Manaus – Uma comissão de parlamentares da Assembleia Legislativa do Estado do Amazonas irá a Brasília nesta semana para uma audiência com a ministra Carmen Lúcia Antunes Rocha, presidente do Tribunal Superior Eleitoral (TSE), a fim de ajudar a dar celeridade à votação de relatório da ministra Nancy Andrighi sobre a redistribuição do número de vagas de deputados federais, estaduais e distritais no País. A informação é do presidente da Comissão de Constituição, Justiça e Redação (CCJR) da ALEAM, deputado estadual Belarmino Lins (PMDB), que participou de Audiência Pública realizada em 28 maio de 2012 no TSE.

Na ocasião, a ALEAM mostrou ao TSE suas razões para elevar de oito para dez o seu número de representantes na Câmara Federal e de 24 para 30 as cadeiras de deputado estadual.

Segundo Belarmino, embora Nancy Andrighi tenha declarado à época não haver prazo regimental ou no Código Eleitoral para o julgamento da matéria, os ministros do TSE reconheceram o caso como de interesse direto da população do Amazonas, sub-representada em nível federal e estadual. “Por isso, em maio, a ministra prometeu prioridade imediata para a análise do nosso processo”, destaca o parlamentar.

Ele acredita que a audiência com Carmen Lúcia influenciará a votação da matéria antes do recesso de dezembro. Informa também que, além dele, o presidente da ALEAM, deputado Ricardo Nicolau (PSD), mais o líder do PSB, deputado Marcelo Ramos e o líder do Governo do Estado na Casa, deputado Sinésio Campos (PT), deverão integrar a comissão que irá ao TSE.

“A redefinição do número das bancadas dos Estados na Câmara dos Deputados de acordo com a população de cada Unidade Federativa é uma questão de justiça ao Amazonas”, afirma Belarmino Lins, argumentando que o Estado tem o direito de elevar sua representatividade política conforme o artigo 45 da Constituição.

Ele também cita a Lei Complementar nº 78, de 30 de dezembro de 1993, a qual estabelece que o número de deputados federais não pode ultrapassar 513 e que cabe ao Instituto Brasileiro de Geografia e Estatística (IBGE) fornecer os dados estatísticos para a efetivação do cálculo.

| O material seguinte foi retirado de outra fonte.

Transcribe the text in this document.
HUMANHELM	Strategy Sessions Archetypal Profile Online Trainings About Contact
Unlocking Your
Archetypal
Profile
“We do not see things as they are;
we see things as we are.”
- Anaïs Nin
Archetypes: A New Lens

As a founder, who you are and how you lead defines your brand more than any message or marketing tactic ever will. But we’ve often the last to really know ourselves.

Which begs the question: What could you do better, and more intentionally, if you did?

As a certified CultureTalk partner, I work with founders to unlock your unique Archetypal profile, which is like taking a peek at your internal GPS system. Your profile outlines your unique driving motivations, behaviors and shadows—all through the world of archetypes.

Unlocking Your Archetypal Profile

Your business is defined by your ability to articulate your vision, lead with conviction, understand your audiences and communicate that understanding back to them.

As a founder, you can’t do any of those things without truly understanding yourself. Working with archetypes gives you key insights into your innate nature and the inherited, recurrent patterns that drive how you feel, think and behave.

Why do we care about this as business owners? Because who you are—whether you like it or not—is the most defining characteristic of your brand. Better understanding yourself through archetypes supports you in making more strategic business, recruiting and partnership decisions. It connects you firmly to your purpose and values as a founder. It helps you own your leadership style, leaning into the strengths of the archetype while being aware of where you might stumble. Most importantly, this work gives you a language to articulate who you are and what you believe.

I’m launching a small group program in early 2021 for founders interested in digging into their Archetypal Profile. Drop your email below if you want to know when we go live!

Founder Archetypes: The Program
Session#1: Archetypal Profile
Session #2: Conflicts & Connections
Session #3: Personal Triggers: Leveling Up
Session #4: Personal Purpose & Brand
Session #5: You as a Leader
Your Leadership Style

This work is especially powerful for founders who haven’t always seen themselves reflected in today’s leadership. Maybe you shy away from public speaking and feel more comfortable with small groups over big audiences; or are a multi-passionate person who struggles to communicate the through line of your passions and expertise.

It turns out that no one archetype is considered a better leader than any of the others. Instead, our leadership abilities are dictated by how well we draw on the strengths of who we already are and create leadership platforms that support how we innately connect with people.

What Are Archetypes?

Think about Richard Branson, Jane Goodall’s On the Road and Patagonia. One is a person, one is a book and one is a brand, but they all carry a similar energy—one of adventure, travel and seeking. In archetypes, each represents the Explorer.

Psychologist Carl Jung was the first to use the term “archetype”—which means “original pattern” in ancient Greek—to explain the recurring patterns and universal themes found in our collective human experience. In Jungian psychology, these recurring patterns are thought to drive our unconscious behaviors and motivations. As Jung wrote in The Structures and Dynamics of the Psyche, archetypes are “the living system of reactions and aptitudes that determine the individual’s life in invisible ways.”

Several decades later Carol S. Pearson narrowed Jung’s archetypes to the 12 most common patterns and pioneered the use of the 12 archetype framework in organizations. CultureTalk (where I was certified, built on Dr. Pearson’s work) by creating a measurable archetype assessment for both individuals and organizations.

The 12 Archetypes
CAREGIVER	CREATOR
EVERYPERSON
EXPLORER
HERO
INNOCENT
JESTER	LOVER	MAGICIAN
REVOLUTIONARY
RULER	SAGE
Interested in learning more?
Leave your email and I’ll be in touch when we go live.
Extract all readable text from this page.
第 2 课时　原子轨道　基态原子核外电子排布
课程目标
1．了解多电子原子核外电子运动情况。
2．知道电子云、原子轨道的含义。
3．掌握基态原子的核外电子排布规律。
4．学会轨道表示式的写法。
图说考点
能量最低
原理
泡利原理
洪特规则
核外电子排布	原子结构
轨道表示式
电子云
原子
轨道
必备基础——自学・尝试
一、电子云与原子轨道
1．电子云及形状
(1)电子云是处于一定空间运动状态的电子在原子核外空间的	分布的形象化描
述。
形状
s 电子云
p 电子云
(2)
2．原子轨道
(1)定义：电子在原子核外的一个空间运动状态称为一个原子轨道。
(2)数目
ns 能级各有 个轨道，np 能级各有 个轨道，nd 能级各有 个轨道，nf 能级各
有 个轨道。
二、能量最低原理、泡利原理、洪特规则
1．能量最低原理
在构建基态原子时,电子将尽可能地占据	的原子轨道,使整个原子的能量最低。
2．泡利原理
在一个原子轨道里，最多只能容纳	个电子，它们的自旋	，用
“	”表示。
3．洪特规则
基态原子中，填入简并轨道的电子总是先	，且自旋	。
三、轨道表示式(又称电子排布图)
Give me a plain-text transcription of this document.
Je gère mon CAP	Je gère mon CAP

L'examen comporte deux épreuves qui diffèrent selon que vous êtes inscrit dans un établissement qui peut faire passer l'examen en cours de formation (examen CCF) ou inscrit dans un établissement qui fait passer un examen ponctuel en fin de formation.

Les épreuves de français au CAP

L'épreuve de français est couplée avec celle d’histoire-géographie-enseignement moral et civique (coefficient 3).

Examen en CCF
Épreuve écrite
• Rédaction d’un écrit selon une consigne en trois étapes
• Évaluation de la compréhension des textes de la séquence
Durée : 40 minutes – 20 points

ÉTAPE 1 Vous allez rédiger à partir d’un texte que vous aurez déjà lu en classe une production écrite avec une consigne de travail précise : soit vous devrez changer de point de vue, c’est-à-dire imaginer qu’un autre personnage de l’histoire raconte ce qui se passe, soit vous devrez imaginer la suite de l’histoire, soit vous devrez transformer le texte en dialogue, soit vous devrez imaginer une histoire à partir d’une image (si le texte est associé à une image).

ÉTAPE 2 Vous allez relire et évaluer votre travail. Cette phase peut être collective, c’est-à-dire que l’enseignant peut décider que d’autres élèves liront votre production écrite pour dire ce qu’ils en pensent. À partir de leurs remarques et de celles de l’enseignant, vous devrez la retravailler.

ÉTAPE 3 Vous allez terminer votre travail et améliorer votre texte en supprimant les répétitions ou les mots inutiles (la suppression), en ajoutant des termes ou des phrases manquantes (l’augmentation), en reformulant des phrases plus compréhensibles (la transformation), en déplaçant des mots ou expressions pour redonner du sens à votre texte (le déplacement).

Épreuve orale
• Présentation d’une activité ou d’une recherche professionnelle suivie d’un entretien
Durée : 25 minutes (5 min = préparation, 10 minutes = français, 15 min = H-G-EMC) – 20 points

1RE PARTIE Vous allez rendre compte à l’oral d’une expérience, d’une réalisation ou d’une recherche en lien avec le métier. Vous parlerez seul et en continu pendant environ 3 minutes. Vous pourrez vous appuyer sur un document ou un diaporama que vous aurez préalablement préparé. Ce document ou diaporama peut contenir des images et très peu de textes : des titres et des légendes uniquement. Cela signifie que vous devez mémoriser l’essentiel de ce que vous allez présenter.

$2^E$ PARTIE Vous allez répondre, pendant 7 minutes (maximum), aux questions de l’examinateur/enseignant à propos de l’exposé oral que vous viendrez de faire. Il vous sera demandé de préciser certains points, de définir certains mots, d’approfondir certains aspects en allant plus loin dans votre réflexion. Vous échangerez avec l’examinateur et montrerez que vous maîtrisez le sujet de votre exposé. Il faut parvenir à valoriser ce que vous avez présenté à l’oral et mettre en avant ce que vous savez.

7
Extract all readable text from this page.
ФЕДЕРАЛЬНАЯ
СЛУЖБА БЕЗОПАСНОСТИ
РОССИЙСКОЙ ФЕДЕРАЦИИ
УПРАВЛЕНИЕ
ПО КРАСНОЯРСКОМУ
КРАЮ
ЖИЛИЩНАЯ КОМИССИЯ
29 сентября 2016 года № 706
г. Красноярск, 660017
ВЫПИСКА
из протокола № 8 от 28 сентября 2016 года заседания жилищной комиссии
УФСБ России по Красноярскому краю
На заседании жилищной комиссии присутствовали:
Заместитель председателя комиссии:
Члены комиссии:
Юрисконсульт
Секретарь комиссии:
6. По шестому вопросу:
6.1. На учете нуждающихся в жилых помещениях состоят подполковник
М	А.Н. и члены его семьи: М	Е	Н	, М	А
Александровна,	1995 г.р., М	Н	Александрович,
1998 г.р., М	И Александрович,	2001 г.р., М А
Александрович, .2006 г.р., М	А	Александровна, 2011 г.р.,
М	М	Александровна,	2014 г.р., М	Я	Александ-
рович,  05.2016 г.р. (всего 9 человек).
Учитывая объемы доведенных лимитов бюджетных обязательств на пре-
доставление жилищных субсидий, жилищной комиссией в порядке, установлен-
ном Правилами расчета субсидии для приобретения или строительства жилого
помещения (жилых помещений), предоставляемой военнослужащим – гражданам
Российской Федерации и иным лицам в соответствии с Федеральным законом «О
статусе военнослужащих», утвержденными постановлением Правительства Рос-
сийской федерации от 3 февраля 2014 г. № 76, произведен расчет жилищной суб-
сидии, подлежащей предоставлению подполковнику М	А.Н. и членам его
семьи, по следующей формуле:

Feitos os cálculos, o TSE deve encaminhar aos Tribunais Regionais Eleitorais e aos partidos políticos o número de vagas a serem preenchidas.

Belarmino Lins defende a redefinição das cadeiras na Câmara dos Deputados e na ALEAM já para as eleições de 2014, ressaltando que o Amazonas deveria ter mais do que os oito deputados federais que hoje tem, podendo chegar a dez, caso a redistribuição das vagas ocorra. Lembra que, atualmente, o Amazonas possui uma população maior do que Alagoas e o Piauí, que têm, respectivamente, nove e dez deputados federais.